Framework for writing bots, maintenance scripts or performing data analysis on wikis powered by MediaWiki

http://lahwaacz.github.io/wiki-scripts/

GNU General Public License v3.0

27 stars 12 forks source link

More commits to statistics.py #8

Closed kynikos closed 9 years ago

kynikos commented 9 years ago

Here are more improvements to statistics.py. I've taken a look to your statistics branch, I like it except for 1231470e2cfb31333e132ff30e16d7232605df92 which to me seems to complicate the code and the wiki page for no clear advantage. As you've written in the commit message, I think we'd better wait until mwparserfromhell supports tables, but of course I'm available for discussing it further :) Now, I've had to solve some conflicts in b548e059ea9a1c52172fb16f5b12bc091221b612 so the commit has been associated to me, even though you are the actual author: if you want to save time just merging all these commits without solving the conflicts again, please remember to recommit b548e059ea9a1c52172fb16f5b12bc091221b612 (and maybe e10c61c589fca384f1c816000fd509e39a04dfda if you want) with your credentials!

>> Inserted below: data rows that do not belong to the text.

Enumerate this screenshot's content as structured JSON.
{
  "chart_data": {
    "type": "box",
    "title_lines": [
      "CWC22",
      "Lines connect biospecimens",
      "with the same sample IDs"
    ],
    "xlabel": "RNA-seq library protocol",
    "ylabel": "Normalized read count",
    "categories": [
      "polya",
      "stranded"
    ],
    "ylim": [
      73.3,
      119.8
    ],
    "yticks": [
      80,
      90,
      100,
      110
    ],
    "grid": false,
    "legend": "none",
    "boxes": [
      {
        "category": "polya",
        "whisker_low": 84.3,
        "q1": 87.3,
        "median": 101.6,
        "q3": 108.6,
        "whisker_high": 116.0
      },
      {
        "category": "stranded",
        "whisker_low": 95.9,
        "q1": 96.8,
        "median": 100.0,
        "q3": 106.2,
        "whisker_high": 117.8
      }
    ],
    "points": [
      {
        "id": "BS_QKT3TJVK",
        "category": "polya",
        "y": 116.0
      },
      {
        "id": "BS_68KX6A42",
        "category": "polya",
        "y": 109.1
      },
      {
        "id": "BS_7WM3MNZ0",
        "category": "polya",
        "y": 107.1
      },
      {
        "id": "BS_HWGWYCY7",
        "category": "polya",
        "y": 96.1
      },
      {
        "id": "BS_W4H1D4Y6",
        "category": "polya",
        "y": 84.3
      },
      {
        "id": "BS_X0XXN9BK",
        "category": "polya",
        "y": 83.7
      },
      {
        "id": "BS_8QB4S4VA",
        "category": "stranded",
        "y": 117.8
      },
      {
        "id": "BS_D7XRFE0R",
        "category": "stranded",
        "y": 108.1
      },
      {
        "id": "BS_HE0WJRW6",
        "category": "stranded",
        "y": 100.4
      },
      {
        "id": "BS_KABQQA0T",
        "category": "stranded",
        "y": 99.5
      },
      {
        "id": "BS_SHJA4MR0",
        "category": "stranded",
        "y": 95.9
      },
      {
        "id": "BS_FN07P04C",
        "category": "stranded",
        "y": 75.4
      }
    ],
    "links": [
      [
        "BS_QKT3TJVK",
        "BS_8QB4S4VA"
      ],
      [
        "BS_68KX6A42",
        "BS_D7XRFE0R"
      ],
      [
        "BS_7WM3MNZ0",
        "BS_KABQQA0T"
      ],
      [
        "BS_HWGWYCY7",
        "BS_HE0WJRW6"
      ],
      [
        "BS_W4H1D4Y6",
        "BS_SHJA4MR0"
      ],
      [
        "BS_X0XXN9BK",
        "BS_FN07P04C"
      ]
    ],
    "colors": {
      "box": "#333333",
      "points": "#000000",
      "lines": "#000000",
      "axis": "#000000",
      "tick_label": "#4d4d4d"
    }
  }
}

kynikos commented 9 years ago

Update: I've re-merged my commits with --no-ff for consistency with the other merges, so you may want to recommit 658929334436c9f70fb494db9ca26feb4fe59586 as well.

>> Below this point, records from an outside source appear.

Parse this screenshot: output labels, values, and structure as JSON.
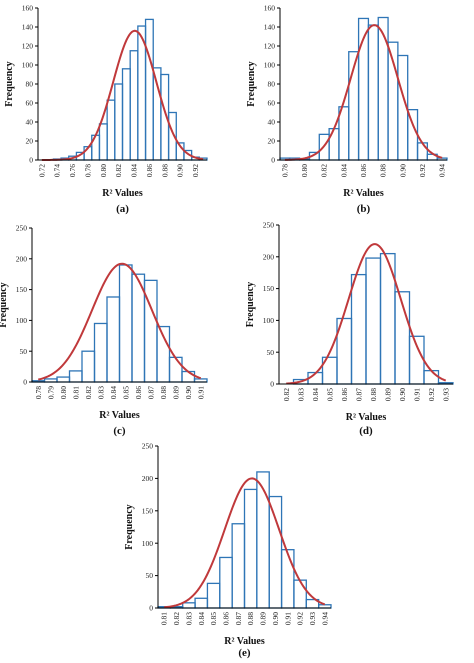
{
  "figure": {
    "panel_labels": [
      "(a)",
      "(b)",
      "(c)",
      "(d)",
      "(e)"
    ]
  },
  "colors": {
    "bar_stroke": "#2e75b6",
    "fit_curve": "#c0393b",
    "axis": "#000000"
  },
  "chart_data": [
    {
      "type": "bar",
      "panel": "(a)",
      "xlabel": "R² Values",
      "ylabel": "Frequency",
      "ylim": [
        0,
        160
      ],
      "yticks": [
        0,
        20,
        40,
        60,
        80,
        100,
        120,
        140,
        160
      ],
      "categories": [
        "0.72",
        "0.73",
        "0.74",
        "0.75",
        "0.76",
        "0.77",
        "0.78",
        "0.79",
        "0.80",
        "0.81",
        "0.82",
        "0.83",
        "0.84",
        "0.85",
        "0.86",
        "0.87",
        "0.88",
        "0.89",
        "0.90",
        "0.91",
        "0.92",
        "0.93"
      ],
      "xtick_labels": [
        "0.72",
        "0.74",
        "0.76",
        "0.78",
        "0.80",
        "0.82",
        "0.84",
        "0.86",
        "0.88",
        "0.90",
        "0.92"
      ],
      "values": [
        0,
        0,
        1,
        2,
        4,
        8,
        14,
        26,
        38,
        63,
        80,
        96,
        115,
        141,
        148,
        97,
        90,
        50,
        18,
        10,
        3,
        2
      ],
      "fit_curve": {
        "mean": 0.841,
        "sd": 0.028,
        "peak": 136
      },
      "grid": false
    },
    {
      "type": "bar",
      "panel": "(b)",
      "xlabel": "R² Values",
      "ylabel": "Frequency",
      "ylim": [
        0,
        160
      ],
      "yticks": [
        0,
        20,
        40,
        60,
        80,
        100,
        120,
        140,
        160
      ],
      "categories": [
        "0.78",
        "0.79",
        "0.80",
        "0.81",
        "0.82",
        "0.83",
        "0.84",
        "0.85",
        "0.86",
        "0.87",
        "0.88",
        "0.89",
        "0.90",
        "0.91",
        "0.92",
        "0.93",
        "0.94"
      ],
      "xtick_labels": [
        "0.78",
        "0.80",
        "0.82",
        "0.84",
        "0.86",
        "0.88",
        "0.90",
        "0.92",
        "0.94"
      ],
      "values": [
        2,
        2,
        1,
        8,
        27,
        33,
        56,
        114,
        149,
        142,
        150,
        124,
        110,
        53,
        18,
        6,
        2
      ],
      "fit_curve": {
        "mean": 0.871,
        "sd": 0.024,
        "peak": 142
      },
      "grid": false
    },
    {
      "type": "bar",
      "panel": "(c)",
      "xlabel": "R² Values",
      "ylabel": "Frequency",
      "ylim": [
        0,
        250
      ],
      "yticks": [
        0,
        50,
        100,
        150,
        200,
        250
      ],
      "categories": [
        "0.78",
        "0.79",
        "0.80",
        "0.81",
        "0.82",
        "0.83",
        "0.84",
        "0.85",
        "0.86",
        "0.87",
        "0.88",
        "0.89",
        "0.90",
        "0.91"
      ],
      "xtick_labels": [
        "0.78",
        "0.79",
        "0.80",
        "0.81",
        "0.82",
        "0.83",
        "0.84",
        "0.85",
        "0.86",
        "0.87",
        "0.88",
        "0.89",
        "0.90",
        "0.91"
      ],
      "values": [
        2,
        5,
        8,
        18,
        50,
        95,
        138,
        190,
        175,
        165,
        90,
        40,
        17,
        5
      ],
      "fit_curve": {
        "mean": 0.847,
        "sd": 0.024,
        "peak": 192
      },
      "grid": false
    },
    {
      "type": "bar",
      "panel": "(d)",
      "xlabel": "R² Values",
      "ylabel": "Frequency",
      "ylim": [
        0,
        250
      ],
      "yticks": [
        0,
        50,
        100,
        150,
        200,
        250
      ],
      "categories": [
        "0.82",
        "0.83",
        "0.84",
        "0.85",
        "0.86",
        "0.87",
        "0.88",
        "0.89",
        "0.90",
        "0.91",
        "0.92",
        "0.93"
      ],
      "xtick_labels": [
        "0.82",
        "0.83",
        "0.84",
        "0.85",
        "0.86",
        "0.87",
        "0.88",
        "0.89",
        "0.90",
        "0.91",
        "0.92",
        "0.93"
      ],
      "values": [
        0,
        7,
        18,
        42,
        103,
        172,
        198,
        205,
        145,
        75,
        21,
        2
      ],
      "fit_curve": {
        "mean": 0.881,
        "sd": 0.018,
        "peak": 220
      },
      "grid": false
    },
    {
      "type": "bar",
      "panel": "(e)",
      "xlabel": "R² Values",
      "ylabel": "Frequency",
      "ylim": [
        0,
        250
      ],
      "yticks": [
        0,
        50,
        100,
        150,
        200,
        250
      ],
      "categories": [
        "0.81",
        "0.82",
        "0.83",
        "0.84",
        "0.85",
        "0.86",
        "0.87",
        "0.88",
        "0.89",
        "0.90",
        "0.91",
        "0.92",
        "0.93",
        "0.94"
      ],
      "xtick_labels": [
        "0.81",
        "0.82",
        "0.83",
        "0.84",
        "0.85",
        "0.86",
        "0.87",
        "0.88",
        "0.89",
        "0.90",
        "0.91",
        "0.92",
        "0.93",
        "0.94"
      ],
      "values": [
        2,
        2,
        8,
        15,
        38,
        78,
        130,
        183,
        210,
        172,
        90,
        43,
        13,
        5
      ],
      "fit_curve": {
        "mean": 0.881,
        "sd": 0.022,
        "peak": 200
      },
      "grid": false
    }
  ]
}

lahwaacz commented 9 years ago

I think that identifying the entry points (tables, introductory paragraphs etc.) by ID is the only reliable way, especially if we want to add more tables to the page. Some tables/sections might have multiple introductory paragraphs and ID-based matching allows adding manual text anywhere in the section without the need to update the script.

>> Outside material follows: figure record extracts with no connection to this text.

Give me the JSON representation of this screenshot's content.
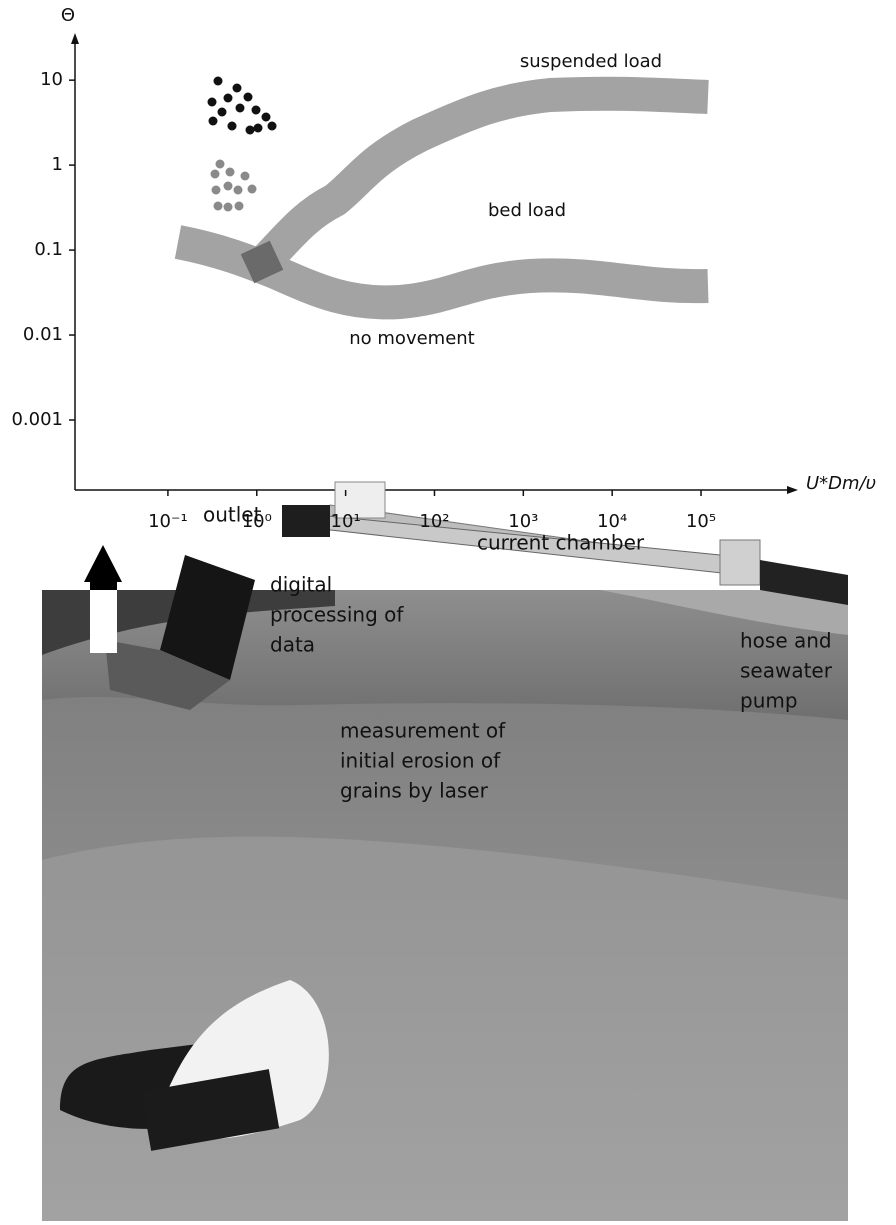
{
  "chart_data": {
    "type": "regime-diagram",
    "y_label": "Θ",
    "x_label": "U*Dm/υ",
    "ylog": true,
    "xlog": true,
    "ylim": [
      0.00015,
      34
    ],
    "yticks": [
      10,
      1,
      0.1,
      0.01,
      0.001
    ],
    "xlim": [
      0.009,
      1300000
    ],
    "xticks": [
      {
        "value": 0.1,
        "label": "10⁻¹"
      },
      {
        "value": 1,
        "label": "10⁰"
      },
      {
        "value": 10,
        "label": "10¹"
      },
      {
        "value": 100,
        "label": "10²"
      },
      {
        "value": 1000,
        "label": "10³"
      },
      {
        "value": 10000,
        "label": "10⁴"
      },
      {
        "value": 100000,
        "label": "10⁵"
      }
    ],
    "annotations": [
      "suspended load",
      "bed load",
      "no movement"
    ]
  },
  "photo": {
    "labels": [
      {
        "lines": [
          "measurement of",
          "initial erosion of",
          "grains by laser"
        ]
      },
      {
        "lines": [
          "outlet"
        ]
      },
      {
        "lines": [
          "current chamber"
        ]
      },
      {
        "lines": [
          "digital",
          "processing of",
          "data"
        ]
      },
      {
        "lines": [
          "hose and",
          "seawater",
          "pump"
        ]
      }
    ]
  }
}
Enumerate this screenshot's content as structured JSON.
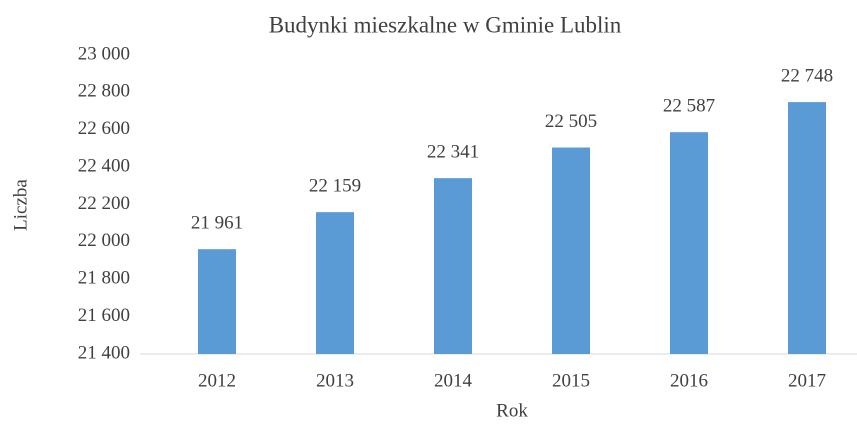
{
  "chart_data": {
    "type": "bar",
    "title": "Budynki mieszkalne w Gminie Lublin",
    "x_label": "Rok",
    "y_label": "Liczba",
    "categories": [
      "2012",
      "2013",
      "2014",
      "2015",
      "2016",
      "2017"
    ],
    "values": [
      21961,
      22159,
      22341,
      22505,
      22587,
      22748
    ],
    "value_labels": [
      "21 961",
      "22 159",
      "22 341",
      "22 505",
      "22 587",
      "22 748"
    ],
    "color": "#5b9bd5",
    "ylim": [
      21400,
      23000
    ],
    "yticks": [
      {
        "value": 21400,
        "label": "21 400"
      },
      {
        "value": 21600,
        "label": "21 600"
      },
      {
        "value": 21800,
        "label": "21 800"
      },
      {
        "value": 22000,
        "label": "22 000"
      },
      {
        "value": 22200,
        "label": "22 200"
      },
      {
        "value": 22400,
        "label": "22 400"
      },
      {
        "value": 22600,
        "label": "22 600"
      },
      {
        "value": 22800,
        "label": "22 800"
      },
      {
        "value": 23000,
        "label": "23 000"
      }
    ],
    "grid": false
  }
}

The code could be further cleaned up by introducing a get_node_by_id(wikicode, id, tag=None) helper function, which would return a node in wikicode with given id (optionally restricting the match to given tag).

kynikos commented 9 years ago

You say that "identifying the entry points [...] is the only reliable way" but the sentence seems a bit incomplete to me... I think it's missing the problem that entry points try to solve, which IMHO, at least at the moment, doesn't exist :) I think the whole point of using a wikitext parser like mwparserfromhell is to be able to isolate sections of the source text without having to add explicit entry points. If mwparserfromhell isn't enough for our goals, then we do need entry points, but in that case there's an IMHO much cleaner solution, i.e. using html comments, like I'm doing in e.g. Table_of_contents: they are extremely much easier to retrieve in the source text, without requiring a special parser that has to find html tags, choose spans, find their attributes, choose the right id etc. everything done with expensive regular expressions... Html comments can easily be found as normal substrings, with the additional advantage that they don't modify the rendered html page.

lahwaacz commented 9 years ago

OK, I'll leave 4ecd286f0c8a5cf663a3c0629984f09838af47a1 in the statistics branch in case it is needed in the future...

I've also merged your branch manually, which Github didn't notice, closing.